Oh I am loving my second trimester. I was thinking back today to how I felt the last two months of my first trimester, where all I wanted to do was sleep and find a way to make the nausea go away. Back then it seemed hard to believe when people would tell me to just wait and see, after 12 weeks I would suddenly start to feel myself getting more energy. It was no lie.
I do feel like my old self in a sense, like I actually have energy to do things and not just daydream about how fast I can make it to the couch. And the changes in by body, wow! My belly is getting bigger. Just a couple of days ago I realized I had entered a new dimension of growth and it’s funny to see my belly at the end of the night when I feel like it’s at its roundest.
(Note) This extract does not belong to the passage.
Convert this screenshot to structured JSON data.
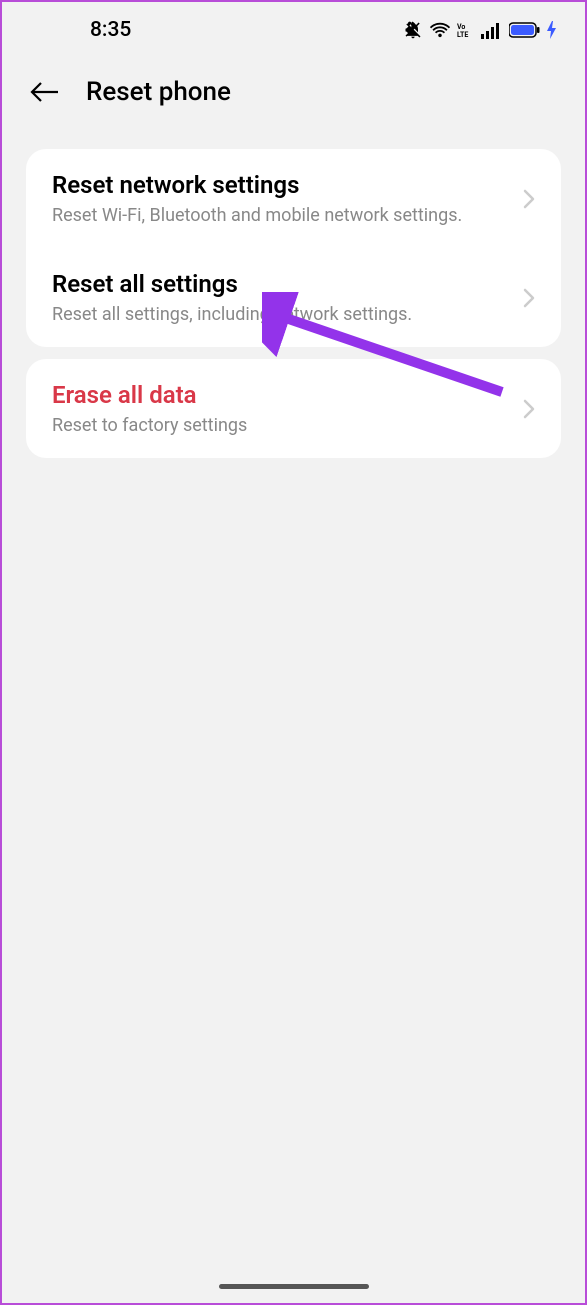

Today while at work my cousin measured my belly and sure enough it’s 20″ since I’m at 20 weeks. Then she showed me what 40″ would look like and I gasped. I can’t even imagine my belly getting that big, haha!
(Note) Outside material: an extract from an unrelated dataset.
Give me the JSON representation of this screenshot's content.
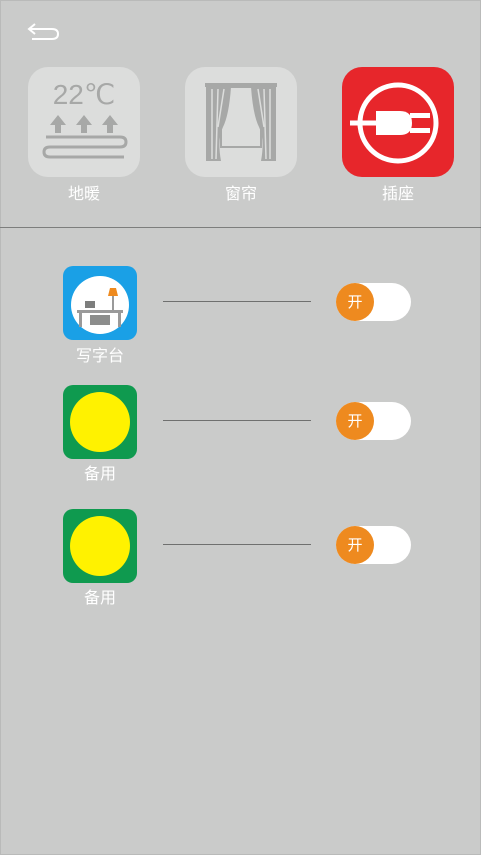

And I haven’t even written about the movement, I am feeling our baby girl more and more. At first they were very light flutter sensations. The first time I felt her move and told my friends they laughed because I described it like the feeling of the gentle feet of a little mouse rushing across from one side to the other. Leave it to me to reference that instead of saying it felt like butterflies. Now I have been feeling more of like a sudden push or like bubble bursting, it’s amazing! Sometimes in the mornings when I wake up and say good morning to her she’ll do one of those quick pushes and every single time I giggle. It’s the most awesome and weird sensation in the world. The coolest thing though was this past weekend, June 25th, when my husband also got to feel that light push for the first time…I don’t think I can even describe the happiness I felt with mere words.
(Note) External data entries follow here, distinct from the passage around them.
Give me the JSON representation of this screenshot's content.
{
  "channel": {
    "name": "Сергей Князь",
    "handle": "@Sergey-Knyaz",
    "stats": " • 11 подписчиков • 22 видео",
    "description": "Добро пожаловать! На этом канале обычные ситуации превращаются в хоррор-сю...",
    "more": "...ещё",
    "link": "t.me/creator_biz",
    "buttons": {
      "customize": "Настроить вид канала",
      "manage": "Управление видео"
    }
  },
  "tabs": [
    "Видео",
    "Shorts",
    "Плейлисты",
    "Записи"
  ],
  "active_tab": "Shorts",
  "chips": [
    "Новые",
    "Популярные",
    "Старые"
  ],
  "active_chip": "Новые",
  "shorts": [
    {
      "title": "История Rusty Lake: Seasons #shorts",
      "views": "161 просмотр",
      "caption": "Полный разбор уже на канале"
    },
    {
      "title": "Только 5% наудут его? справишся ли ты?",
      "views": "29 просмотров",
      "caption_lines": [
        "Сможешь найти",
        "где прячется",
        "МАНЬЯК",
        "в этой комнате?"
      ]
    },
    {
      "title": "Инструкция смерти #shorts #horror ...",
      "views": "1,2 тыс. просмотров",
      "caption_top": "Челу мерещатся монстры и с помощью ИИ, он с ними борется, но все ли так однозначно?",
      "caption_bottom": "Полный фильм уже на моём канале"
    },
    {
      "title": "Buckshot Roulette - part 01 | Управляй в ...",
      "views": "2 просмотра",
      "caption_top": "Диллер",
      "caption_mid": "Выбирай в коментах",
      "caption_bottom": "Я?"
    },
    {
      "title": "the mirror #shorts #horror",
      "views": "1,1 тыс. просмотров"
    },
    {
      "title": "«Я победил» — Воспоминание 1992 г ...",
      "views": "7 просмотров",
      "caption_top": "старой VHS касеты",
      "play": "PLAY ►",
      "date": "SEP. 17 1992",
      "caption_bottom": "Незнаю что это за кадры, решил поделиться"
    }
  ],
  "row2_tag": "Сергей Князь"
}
So back to the energy. I love when I get to enjoy long walks in the morning with Biggie and I’ve also started to swim. I think I mentioned once in a previous post how much I love to be in the water. When I was a kid I would spend hours in the pool with my brother and we’d invent underwater worlds and I would pretend I was a mermaid. I love everything about the water. How it soothes you and wraps you up in a warm bubble and when I am completely submerged or swimming laps I feel like I’m in a cocoon. That serene and quiet feeling is so wonderful and the sensation of the water is just pure bliss.
I’m just so thankful that I do have this energy and that I can enjoy different activities. Not every day is the same, so if I’m feeling good I’m definitely enjoying it. I’m so very thankful to God for every one of our blessings. But this is getting me on a different frame of mind, something to talk about another day.